There are strong arguments against the requirement of licensure for a great many occupations where the public may be at risk of harm but the requirement of a license serves more to preclude entry into the position than to save anyone from a dangerous charlatan. But does that apply to professionals, where the testing of educational and experiential requirements serve to provide some modicum of assurance that these people know what they’re doing?
At its core, this case concerns the extent to which a law-abiding citizen may use his technical expertise to offer a dissenting perspective against the government. Stating that dissent required the speaker to use his expertise in several ways. He had to do some math. He had to apply recognized methodologies. He even had to write a report memorializing his work.
Some of that work may plausibly be considered conduct. But it ends up providing him the basis to speak his mind. Thus, although the government may properly exercise its interests in policing the use of technical knowledge for nonexpressive purposes, those interests must give way to the nation’s profound national commitment to free speech in this case. At the very least, the government had to show that it seriously considered less restrictive alternatives before targeting pure speech. The government failed to meet its obligations under the First Amendment.
The speech-conduct distinction seems to be a tough analogy to sell. Sure, engineers are typically required to stamp papers, but the physical act of stamping is little more than an expressive act of approval shown by marks on paper. So it’s speech, then. But it’s professional speech. Does that not mean anything? As to Nutt, not much.
Nutt worked as a chemical engineer from 1967 to 2013. He never obtained a professional engineering license because he qualified to practice engineering under the industrial exception of the licensing requirement in North Carolina. A portion of his responsibilities involved overseeing the design, construction, and repair of building trench systems to manage both stormwater and potential chemical spills at his work facility. As a result, he developed expertise in hydraulics, fluid flow, and piping systems.
Since his retirement, he has continued using his expertise to support the efforts of various local interest groups. He has testified to the Wilmington City Council regarding the flaws he identified in a development proposal’s traffic impact study. He has also testified about an error he discovered in a development plan’s calculation of the capacity of a stormwater detention pond. His opinion and recommendations led to meaningful changes in the design of those projects.
Having a wealth of experience in the lawful performance of engineering duties, it’s hard to see any rational basis to preclude Nutt’s testimony as an expert in the field. Indeed, many would argue that he had vastly more experience than some snot-nosed engineer with a license and little to no field experience. The North Carolina Board of Examiners for Engineers and Surveyors was unimpressed. If Nutt had no license, Nutt could not proffer an expert opinion. Judge Myers held this violated the First Amendment.

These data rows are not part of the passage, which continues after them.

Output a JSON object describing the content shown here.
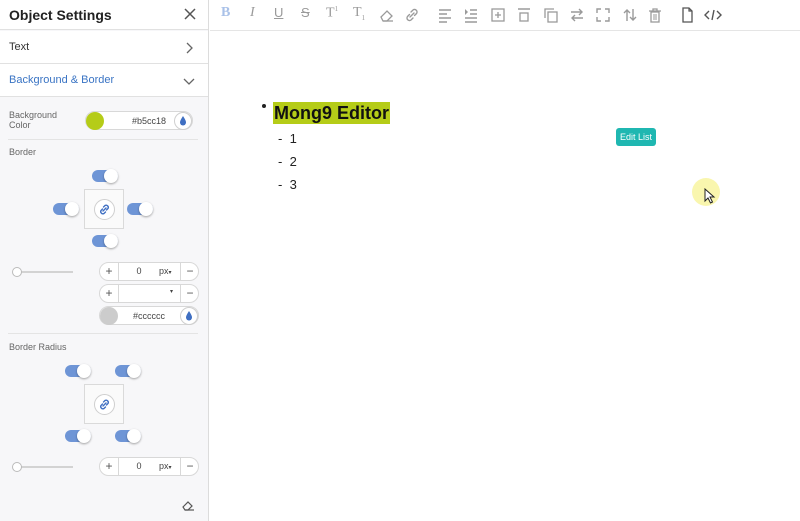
{
  "panel": {
    "title": "Object Settings",
    "sections": {
      "text": "Text",
      "background_border": "Background & Border"
    },
    "background_color": {
      "label": "Background Color",
      "value": "#b5cc18",
      "swatch": "#b5cc18"
    },
    "border": {
      "label": "Border",
      "width_value": "0",
      "width_unit": "px",
      "style_value": "",
      "color_value": "#cccccc",
      "swatch": "#cccccc"
    },
    "border_radius": {
      "label": "Border Radius",
      "value": "0",
      "unit": "px"
    },
    "stepper": {
      "plus": "+",
      "minus": "−",
      "caret": "▾"
    }
  },
  "toolbar": {
    "items": [
      "bold-icon",
      "italic-icon",
      "underline-icon",
      "strikethrough-icon",
      "superscript-icon",
      "subscript-icon",
      "eraser-icon",
      "link-icon",
      "align-icon",
      "indent-icon",
      "add-block-icon",
      "insert-above-icon",
      "copy-icon",
      "swap-icon",
      "expand-icon",
      "sort-icon",
      "trash-icon",
      "page-icon",
      "code-icon"
    ],
    "active_color": "#a9c1e8",
    "icon_color": "#9a9a9a"
  },
  "document": {
    "heading": "Mong9 Editor",
    "heading_highlight": "#b5cc18",
    "items": [
      {
        "marker": "-",
        "text": "1"
      },
      {
        "marker": "-",
        "text": "2"
      },
      {
        "marker": "-",
        "text": "3"
      }
    ],
    "edit_list_button": "Edit List",
    "edit_list_color": "#1fb7b1"
  }
}
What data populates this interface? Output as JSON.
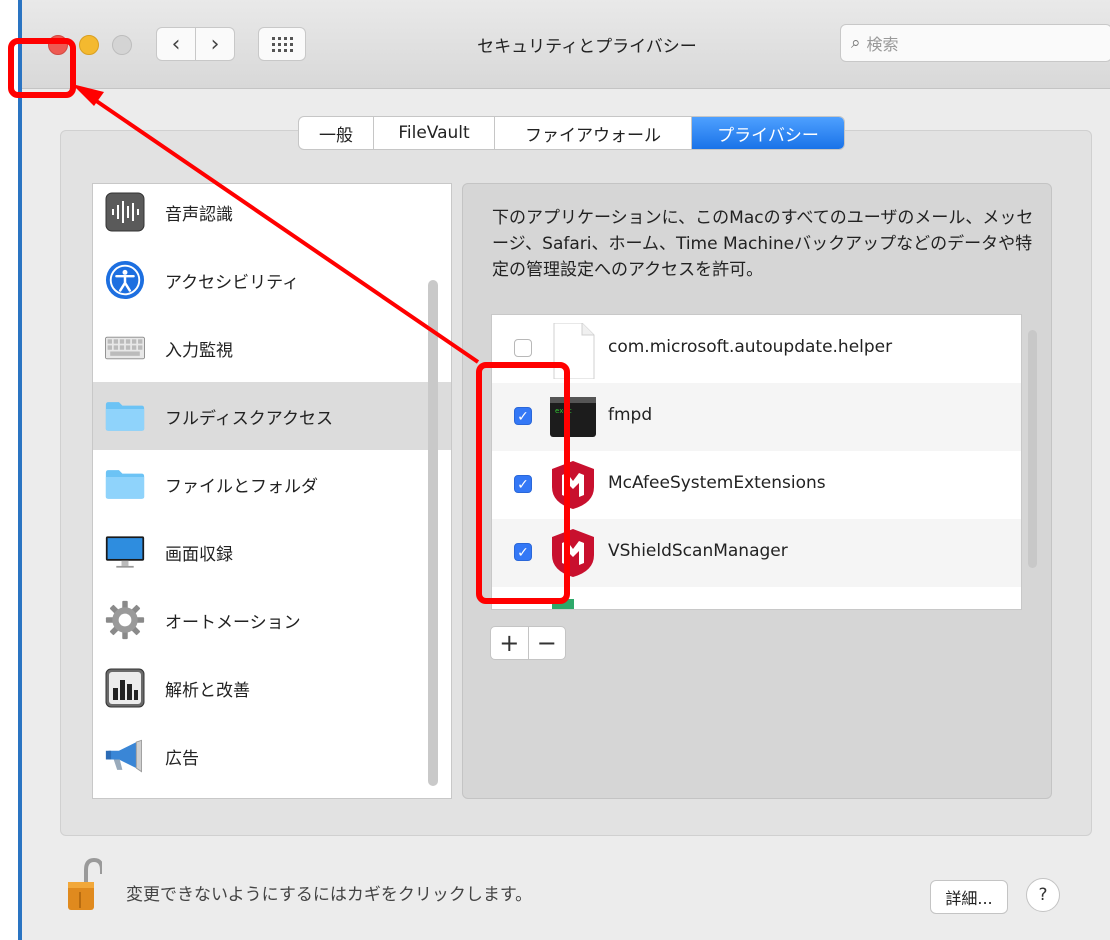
{
  "window": {
    "title": "セキュリティとプライバシー",
    "search_placeholder": "検索"
  },
  "nav": {
    "back": "‹",
    "forward": "›"
  },
  "tabs": [
    {
      "label": "一般",
      "active": false
    },
    {
      "label": "FileVault",
      "active": false
    },
    {
      "label": "ファイアウォール",
      "active": false
    },
    {
      "label": "プライバシー",
      "active": true
    }
  ],
  "sidebar": {
    "selected": "フルディスクアクセス",
    "items": [
      {
        "label": "音声認識",
        "icon": "waveform-icon"
      },
      {
        "label": "アクセシビリティ",
        "icon": "accessibility-icon"
      },
      {
        "label": "入力監視",
        "icon": "keyboard-icon"
      },
      {
        "label": "フルディスクアクセス",
        "icon": "folder-icon"
      },
      {
        "label": "ファイルとフォルダ",
        "icon": "folder-icon"
      },
      {
        "label": "画面収録",
        "icon": "display-icon"
      },
      {
        "label": "オートメーション",
        "icon": "gear-icon"
      },
      {
        "label": "解析と改善",
        "icon": "chart-icon"
      },
      {
        "label": "広告",
        "icon": "megaphone-icon"
      }
    ]
  },
  "description": "下のアプリケーションに、このMacのすべてのユーザのメール、メッセージ、Safari、ホーム、Time Machineバックアップなどのデータや特定の管理設定へのアクセスを許可。",
  "apps": [
    {
      "name": "com.microsoft.autoupdate.helper",
      "checked": false,
      "icon": "document-icon"
    },
    {
      "name": "fmpd",
      "checked": true,
      "icon": "terminal-icon"
    },
    {
      "name": "McAfeeSystemExtensions",
      "checked": true,
      "icon": "mcafee-shield-icon"
    },
    {
      "name": "VShieldScanManager",
      "checked": true,
      "icon": "mcafee-shield-icon"
    }
  ],
  "list_controls": {
    "add": "+",
    "remove": "−"
  },
  "footer": {
    "lock_text": "変更できないようにするにはカギをクリックします。",
    "detail_button": "詳細...",
    "help_button": "?"
  },
  "colors": {
    "accent": "#1a73e8",
    "annotation": "#ff0000",
    "mcafee_red": "#c8102e"
  }
}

Despite the content-based nature of the Act’s challenged application to unlicensed expert engineering reports, the Board maintains intermediate scrutiny should apply based on the “exception for professional regulations that incidentally affect speech,” as articulated in National Institute of Family and Life Advocates v. Becerra (2018) …. The Board places dispositive value on the fact that the Act “generally functions” as a regulation on professional conduct….

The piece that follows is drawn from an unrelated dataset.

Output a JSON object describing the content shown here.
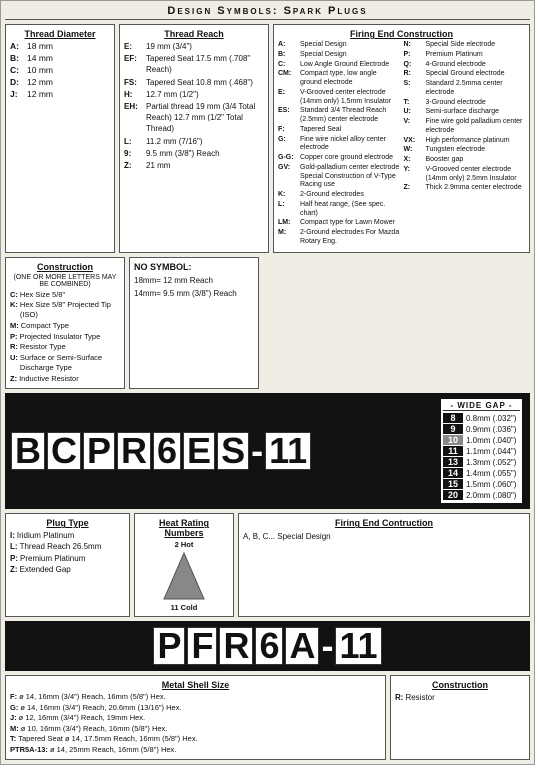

[But] when the Supreme Court rejected the idea of a professional speech doctrine, it also rejected the idea that the government could regulate any speech “uttered by professionals” simply because “it involves personalized services and requires a professional license from the State.” The Court explained that that would allow the government to get a free pass to abridge speech by “simply imposing a licensing requirement.”
This is where the rationale takes a hard left turn, as it conflates the efforts to use professional licensure with the imposition of a general speech code upon anyone holding a license (think ABA Model Rule 8.4[g], relating to unwoke lawyer speech) and speech integral to the performance of a professional function. While licensure isn’t a magic impose-a-speech-code-at-will fix, it still permits the prohibition of randos from hanging up a shingle to practice law.
The saying is that bad cases make bad law, and the fact that Nutt is an outlier by virtue of his vast experience and undeniable qualifications does not mean everyone who wants to hold himself out as an engineer sans license should be similarly able to do so. Many builders would argue that they, like Nutt, have sufficient experience in construction to decide what size load bearing beam is necessary in the construction of a house, and he very well may. But should the building inspector rely on this experience? What happens to the homeowner if the building comes down after a heavy snow?
The problem faced in First Amendment challenges to professional licensing requirements is that the test cases are often very different than what might follow if licensure is held unconstitutional. Sure, Nutt was qualified. That doesn’t mean Casey Jones is. And that doesn’t mean the public has the ability to tell whether someone without a license is a Nutt.